Master of Computer Science student at Texas A&M University focusing on the intersection of 3D Computer Vision, Deep Learning, and Biomechanical Analysis.
Current research at TAMU involves developing modular 3D reconstruction pipelines for dynamic sports analysis, specifically investigating the decoupling of camera ego-motion from global human trajectories.
- Graduate Researcher at TAMU: Developing pipelines to transform 2D footage into 3D actionable data for biomechanical analysis.
- 3D Vision Specialization: Working on multi-view multi-person reconstruction, addressing temporal inconsistency and "foot sliding" artifacts in architectures like TRAM and WHAM.
- Deep Learning Reproducibility: Implementing state-of-the-art research papers from scratch (e.g., Recurrent Attention Models, custom ResNet/VGG variants).

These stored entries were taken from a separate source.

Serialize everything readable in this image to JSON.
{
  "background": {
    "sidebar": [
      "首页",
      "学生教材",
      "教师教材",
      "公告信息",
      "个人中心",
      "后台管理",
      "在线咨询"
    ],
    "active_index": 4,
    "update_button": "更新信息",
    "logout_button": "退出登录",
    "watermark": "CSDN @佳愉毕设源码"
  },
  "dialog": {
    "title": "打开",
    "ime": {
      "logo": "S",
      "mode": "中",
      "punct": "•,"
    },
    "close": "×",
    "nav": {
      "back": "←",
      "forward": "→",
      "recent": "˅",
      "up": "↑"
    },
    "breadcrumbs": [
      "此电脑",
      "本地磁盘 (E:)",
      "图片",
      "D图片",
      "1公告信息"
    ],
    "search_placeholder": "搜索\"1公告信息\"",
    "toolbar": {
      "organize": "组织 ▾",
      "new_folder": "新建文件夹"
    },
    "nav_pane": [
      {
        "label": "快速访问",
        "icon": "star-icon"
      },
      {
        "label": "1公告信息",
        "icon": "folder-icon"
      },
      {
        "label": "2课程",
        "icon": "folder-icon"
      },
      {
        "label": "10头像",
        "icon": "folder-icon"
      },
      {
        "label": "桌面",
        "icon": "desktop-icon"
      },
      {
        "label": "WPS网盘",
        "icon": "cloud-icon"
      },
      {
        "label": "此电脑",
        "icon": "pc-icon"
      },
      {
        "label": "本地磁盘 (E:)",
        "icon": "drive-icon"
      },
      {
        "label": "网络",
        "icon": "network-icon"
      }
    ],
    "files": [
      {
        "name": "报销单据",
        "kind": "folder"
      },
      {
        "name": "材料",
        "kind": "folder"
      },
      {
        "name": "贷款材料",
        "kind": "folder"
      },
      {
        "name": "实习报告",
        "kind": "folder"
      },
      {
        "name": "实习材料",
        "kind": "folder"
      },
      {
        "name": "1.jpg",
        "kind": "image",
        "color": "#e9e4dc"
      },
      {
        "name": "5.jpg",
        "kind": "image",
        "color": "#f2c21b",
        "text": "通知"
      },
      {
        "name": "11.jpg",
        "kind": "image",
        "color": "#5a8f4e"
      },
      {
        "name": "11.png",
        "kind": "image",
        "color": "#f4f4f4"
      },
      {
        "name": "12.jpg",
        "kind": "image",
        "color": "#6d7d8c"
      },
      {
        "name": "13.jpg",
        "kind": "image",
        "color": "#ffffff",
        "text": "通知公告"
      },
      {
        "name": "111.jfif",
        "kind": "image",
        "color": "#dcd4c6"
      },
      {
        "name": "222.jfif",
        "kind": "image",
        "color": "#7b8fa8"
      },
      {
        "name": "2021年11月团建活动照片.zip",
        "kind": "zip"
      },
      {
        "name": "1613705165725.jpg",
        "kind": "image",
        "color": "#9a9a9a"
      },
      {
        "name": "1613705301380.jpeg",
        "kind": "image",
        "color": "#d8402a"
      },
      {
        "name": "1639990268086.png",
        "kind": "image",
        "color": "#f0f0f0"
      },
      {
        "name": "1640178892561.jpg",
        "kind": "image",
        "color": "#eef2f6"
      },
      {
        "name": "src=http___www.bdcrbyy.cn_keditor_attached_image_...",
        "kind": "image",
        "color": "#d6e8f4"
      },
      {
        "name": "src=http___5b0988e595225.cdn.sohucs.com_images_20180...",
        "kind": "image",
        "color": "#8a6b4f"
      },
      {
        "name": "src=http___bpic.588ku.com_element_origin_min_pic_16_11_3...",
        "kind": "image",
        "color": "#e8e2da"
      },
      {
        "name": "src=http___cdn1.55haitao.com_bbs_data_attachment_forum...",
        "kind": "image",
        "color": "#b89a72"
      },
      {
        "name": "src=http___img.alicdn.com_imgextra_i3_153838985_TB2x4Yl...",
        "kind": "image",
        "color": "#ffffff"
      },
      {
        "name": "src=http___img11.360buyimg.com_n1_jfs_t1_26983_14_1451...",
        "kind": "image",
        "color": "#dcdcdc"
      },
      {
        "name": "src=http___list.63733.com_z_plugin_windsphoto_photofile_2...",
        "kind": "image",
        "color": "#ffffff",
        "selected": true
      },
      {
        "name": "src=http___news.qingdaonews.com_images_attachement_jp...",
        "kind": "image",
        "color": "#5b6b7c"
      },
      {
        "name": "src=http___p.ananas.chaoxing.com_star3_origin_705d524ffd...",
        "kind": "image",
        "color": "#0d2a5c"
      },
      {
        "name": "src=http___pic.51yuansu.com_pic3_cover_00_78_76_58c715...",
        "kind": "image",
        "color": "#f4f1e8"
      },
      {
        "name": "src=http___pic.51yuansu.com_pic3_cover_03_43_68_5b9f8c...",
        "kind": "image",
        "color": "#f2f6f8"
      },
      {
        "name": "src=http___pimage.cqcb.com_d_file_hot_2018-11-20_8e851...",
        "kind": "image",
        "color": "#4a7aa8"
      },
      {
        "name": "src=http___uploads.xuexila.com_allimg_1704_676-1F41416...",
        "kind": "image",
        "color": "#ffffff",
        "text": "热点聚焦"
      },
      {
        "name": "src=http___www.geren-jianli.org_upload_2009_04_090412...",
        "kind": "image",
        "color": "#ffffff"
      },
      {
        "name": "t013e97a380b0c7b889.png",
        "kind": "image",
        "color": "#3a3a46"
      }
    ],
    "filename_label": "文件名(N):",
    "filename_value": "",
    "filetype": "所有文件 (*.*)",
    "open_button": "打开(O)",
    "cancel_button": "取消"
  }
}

| Category | Tools & Technologies |
|---|---|
| Languages | Python, C/C++, SQL (Postgres, MySQL), R |
| Deep Learning | PyTorch, TensorFlow, CUDA Toolkit, PyTorch Profiler |
| 3D Vision | SLAHMR, WHAM, Human3R, SAM3D, VGGT |
| Scientific Computing | NumPy, Pandas, Scikit-Learn, Matplotlib, Seaborn |
| Spatial & Imagery | GDAL, Rasterio, Cartopy, OpenCV |
| Data & Cloud | Spark, PySpark, Dask, AWS, Docker, Weights & Biases |
End-to-end ML pipeline for cyclone detection and intensity estimation.
- Developed an automated pipeline processing ~14,000 satellite images with ISRO Space Applications Centre.
- Reduced inference latency from hours to <1 second through model pruning and quantization.
- Impact: Co-authored peer-reviewed work accepted at IEEE IGARSS 2025.
Reproducing the RAM architecture in PyTorch using reinforcement learning.
- Achieved 96.64% test accuracy using only ~49% of image pixels (6 glimpses).
- Implemented via policy-gradient reinforcement learning (REINFORCE).
Research interned at Georgia Institute of Technology.
- Improved model robustness by 15% using GANs to generate synthetic insider-threat datasets.